Within the next 60 days following the communication, the employer must submit a plan (the duration of which shall not exceed 12 months) entailing the measures aimed at containing the occupational and economic consequences arising from the shutdown. Within 30 days of its submission the plan must be discussed with trade unions, the regions concerned, the Ministry of Labour, the Ministry of Economic Development and ANPAL. If an agreement is reached with these entities, the plan is undersigned and it becomes binding on the employer.

Should the employer not comply with this Procedure, it is required to pay the Redundancy Ticket at the triple rate, increased by 100%.

On the other hand, if a union agreement is not reached, the employer will be required to pay the Redundancy Ticket at the triple rate increased by 50%.

5. Employer’s data protection requirements

The main European legislation on the protection of personal data is the General Data Protection Regulation (UE) 2016/679 (the “GDPR”).

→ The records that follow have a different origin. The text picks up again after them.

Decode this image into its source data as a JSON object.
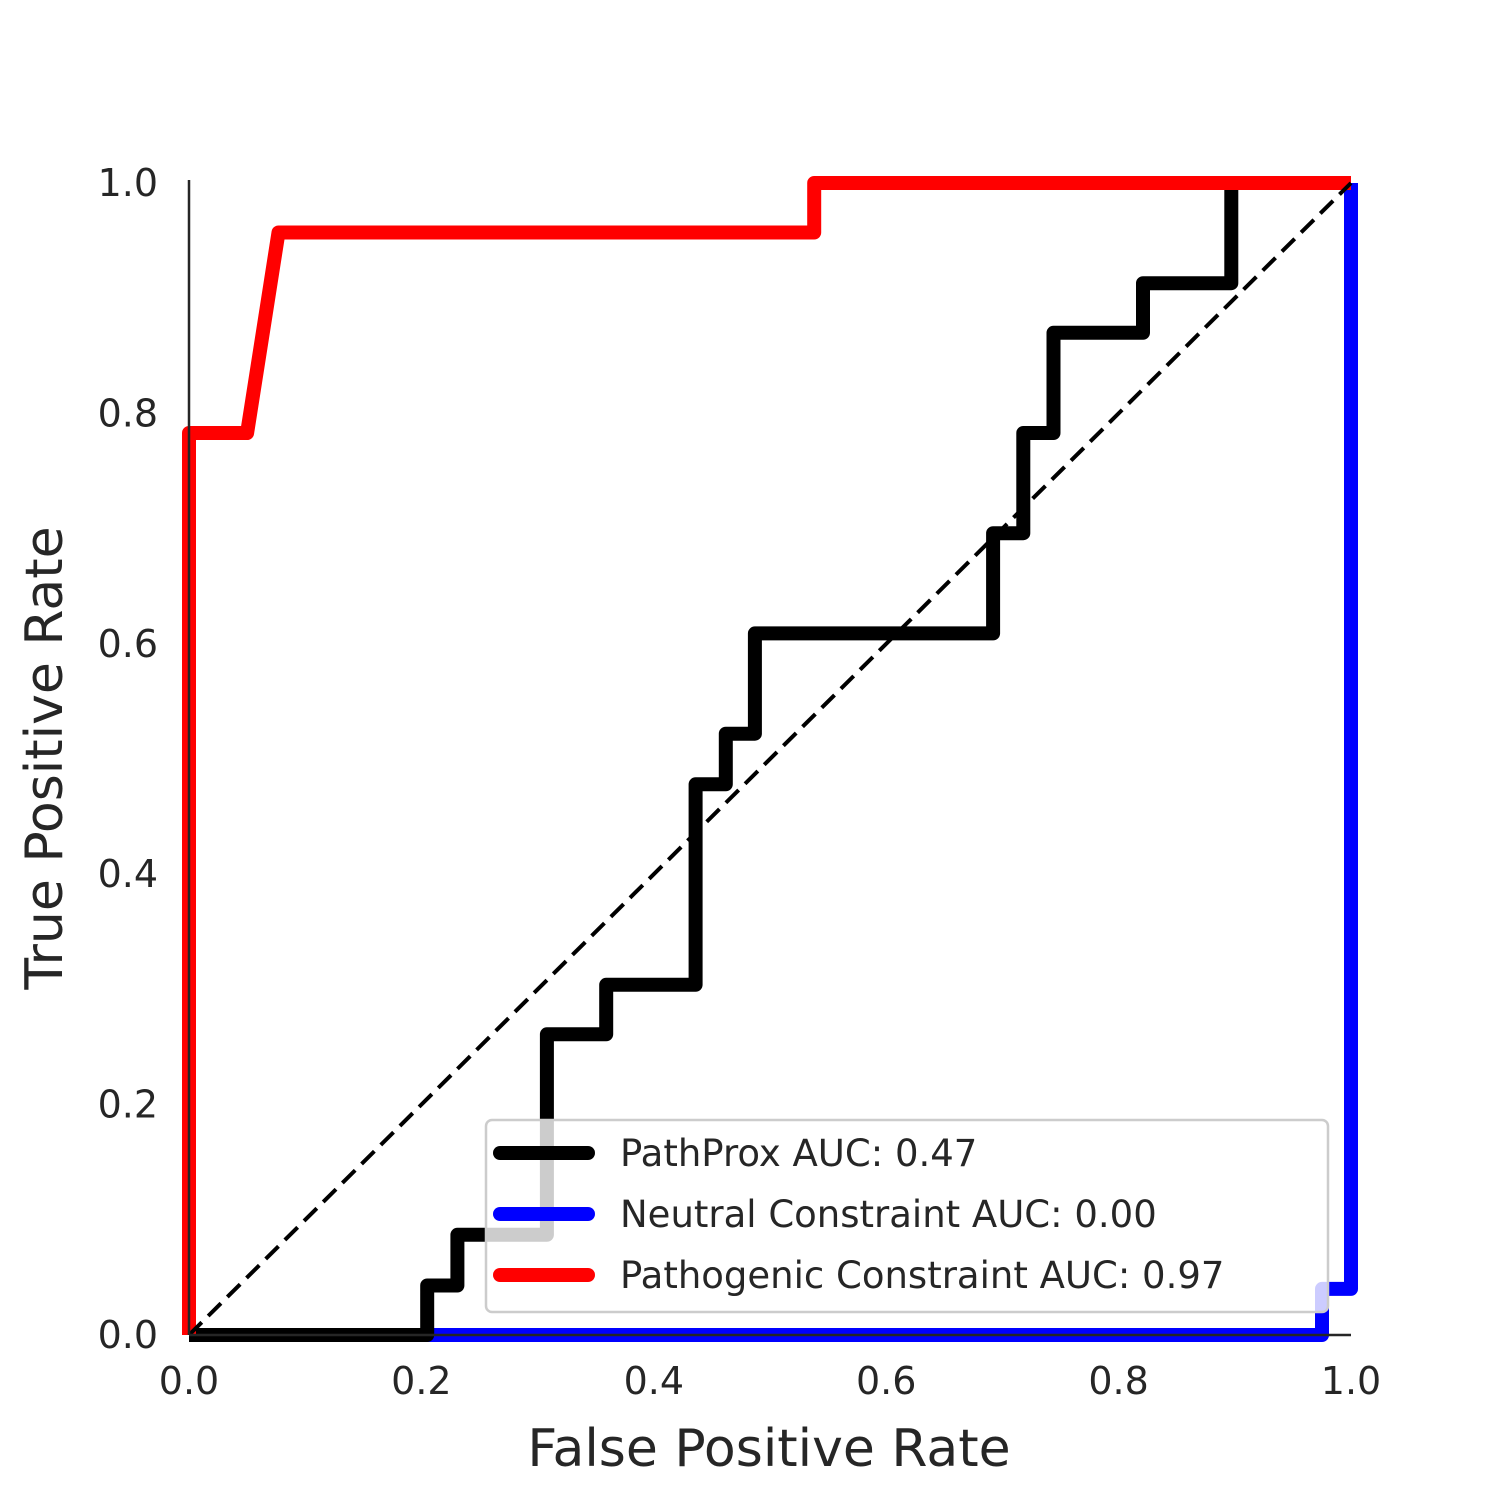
{
  "chart_data": {
    "type": "line",
    "title": "",
    "xlabel": "False Positive Rate",
    "ylabel": "True Positive Rate",
    "xlim": [
      0.0,
      1.0
    ],
    "ylim": [
      0.0,
      1.0
    ],
    "x_ticks": [
      "0.0",
      "0.2",
      "0.4",
      "0.6",
      "0.8",
      "1.0"
    ],
    "y_ticks": [
      "0.0",
      "0.2",
      "0.4",
      "0.6",
      "0.8",
      "1.0"
    ],
    "grid": false,
    "legend_position": "lower-right",
    "diagonal_reference": {
      "x": [
        0,
        1
      ],
      "y": [
        0,
        1
      ],
      "color": "#000000",
      "style": "dashed"
    },
    "series": [
      {
        "name": "PathProx AUC:  0.47",
        "color": "#000000",
        "x": [
          0.0,
          0.205,
          0.205,
          0.231,
          0.231,
          0.308,
          0.308,
          0.359,
          0.359,
          0.436,
          0.436,
          0.462,
          0.462,
          0.487,
          0.487,
          0.692,
          0.692,
          0.718,
          0.718,
          0.744,
          0.744,
          0.821,
          0.821,
          0.897,
          0.897,
          1.0
        ],
        "y": [
          0.0,
          0.0,
          0.043,
          0.043,
          0.087,
          0.087,
          0.261,
          0.261,
          0.304,
          0.304,
          0.478,
          0.478,
          0.522,
          0.522,
          0.609,
          0.609,
          0.696,
          0.696,
          0.783,
          0.783,
          0.87,
          0.87,
          0.913,
          0.913,
          1.0,
          1.0
        ]
      },
      {
        "name": "Neutral Constraint AUC:  0.00",
        "color": "#0000ff",
        "x": [
          0.0,
          0.975,
          0.975,
          1.0,
          1.0
        ],
        "y": [
          0.0,
          0.0,
          0.04,
          0.04,
          1.0
        ]
      },
      {
        "name": "Pathogenic Constraint AUC:  0.97",
        "color": "#ff0000",
        "x": [
          0.0,
          0.0,
          0.05,
          0.077,
          0.538,
          0.538,
          1.0
        ],
        "y": [
          0.0,
          0.783,
          0.783,
          0.957,
          0.957,
          1.0,
          1.0
        ]
      }
    ]
  }
}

As far as employment relationships are concerned, Art. 88 of the GDPR provides that each Member State may lay down specific rules by law and NCBA(s) to ensure the protection of the rights and freedoms regarding the processing of employees' personal data. This is because monitoring activities must take place in a context of transparency and adequate protection of personal data at all stages of the employment relationship.

Art. 4 of the Workers' Statute, according to which the employer may carry out checks and use the information collected for all purposes related to the employment relationship (including disciplinary action), provides that adequate information has been given to the employee on how to use the tools themselves and how to carry out the checks. In this context, it is appropriate to adopt a specific policy in compliance with privacy legislation and the Guidelines on the Internet and e-mails issued by the Italian Data Protection Authority in 2007, under penalty of non-use of any data collected.

However, employees’ personal data must be protected “from the design” of the processing (privacy by design) and “by default” (privacy by default), in compliance with the “accountability” principle, adopting measures to ensure their protection and confidentiality and drawing up an impact assessment if necessary.

Lastly, please note that the employees who carry out processing operations in relation to their duties must be specifically appointed by the employers pursuant to Art. 29 of the GDPR and 2-quaterdecies of Legislative Decree 101/2018 and must be specifically instructed and adequately trained.